The student group TEJUNTAS read a statement summing up their feelings as to why they needed the support. It was a heartfelt plea for their cause explaining how they had come together to fight a system that oppresses women and is full of death. With support they believe they can make the dream of justice and liberty in Columbia a reality.

The campaign started with a march through central Medellin which gathered much support. They were street theatre displays and musical presentations. The street theatre communicated the bleak reality for Columbian women effectively with the message coming across that a united movement is required to fight the actual sources of violence aimed at women. The poignant performance given by the Network of Feminists and Anti- Militarists, the aggressors against women were depicted as a priest, judge and policeman. A representative from the Anti- Imperialists Brigade was quick to confirm that there is definite repeated violence towards women by the state in war and acts in civil society.

During the United Nations Universal Periodic Review of Columbia in April violence against the Columbian women was a topic of major discussion. This resulted in the Columbian state agreeing that they needed to prioritize protection of women’s rights, do more to prevent sexual violence and continue to promote women’s rights. However it has been confirmed that during the first part of this year there were no less than 15,650 cases of domestic violence, 5,550 cases of sexual abuse and over 500 female victims that have died. The crimes actively committed against women is alarming and of much concern to those working for women’s rights. It is appalling to think that many of the cases, particularly those of domestic violence go uninvestigated by the state or law even though the perpetrators are known.

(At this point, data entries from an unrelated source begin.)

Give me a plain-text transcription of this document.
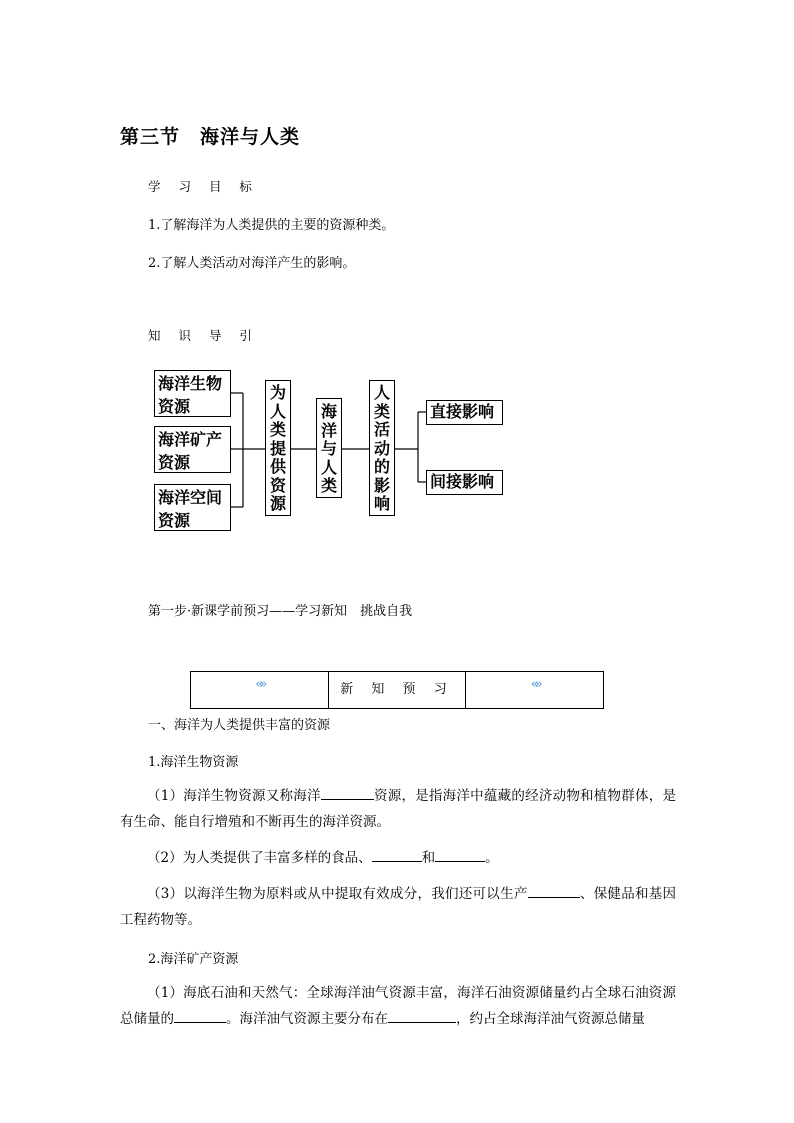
第三节　海洋与人类
学 习 目 标
1.了解海洋为人类提供的主要的资源种类。
2.了解人类活动对海洋产生的影响。
知 识 导 引
海洋生物
资源
海洋矿产
资源
海洋空间
资源
为人类提供资源
海洋与人类
人类活动的影响
直接影响
间接影响
第一步·新课学前预习——学习新知　挑战自我
«»	新 知 预 习	«»
一、海洋为人类提供丰富的资源
1.海洋生物资源
（1）海洋生物资源又称海洋	资源，是指海洋中蕴藏的经济动物和植物群体，是有生命、能自行增殖和不断再生的海洋资源。
（2）为人类提供了丰富多样的食品、	和	。
（3）以海洋生物为原料或从中提取有效成分，我们还可以生产	、保健品和基因工程药物等。
2.海洋矿产资源
（1）海底石油和天然气：全球海洋油气资源丰富，海洋石油资源储量约占全球石油资源总储量的	。海洋油气资源主要分布在	，约占全球海洋油气资源总储量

It appears that there is still little justice for women.

Columbia is a country at war and one where armed parties in conflict still use sexual violence solely for their war and terror tactics. The Anti- Imperialist Brigades report that there is a woman abused every six hours within the realms of armed conflict. In non conflict zones the National Institute of Legal medicine and Forensic Sciences using data collected in 2012 state in their report that a Columbian woman is being abused by her partner every ten minutes, and one woman dies every three days at the hands of her partner. This grim reality is highlighted by the Feminist and Anti-Militarist Network Red in their campaign “Love kills women.” They used the rhyme, “Who killed them, who raped them? These are state crimes and nobody saw anything” during a recent march and it is undeniably true.

It is vital to bring an end to the idea of crimes of passion that seems to condone men killing their partners because of their sick connotation of love. The facts must be investigated and those guilty brought to task for their actions.

The Columbian capital of Bogota saw a women raped in a popular upper class establishment which led to actual protests demanding an investigation from the exclusive clientele, surely this should be the way forward in all cases and not simply a case being investigated because enough noise has been made.

The two weeks in Medellin hosted many events in the hope to heighten awareness in all districts. They also highlighted the concerns held over the prison conditions for women. It is imperative though now that the events have come to a close for another year that iniatives are put into place that work not only in the interests of women but for the women.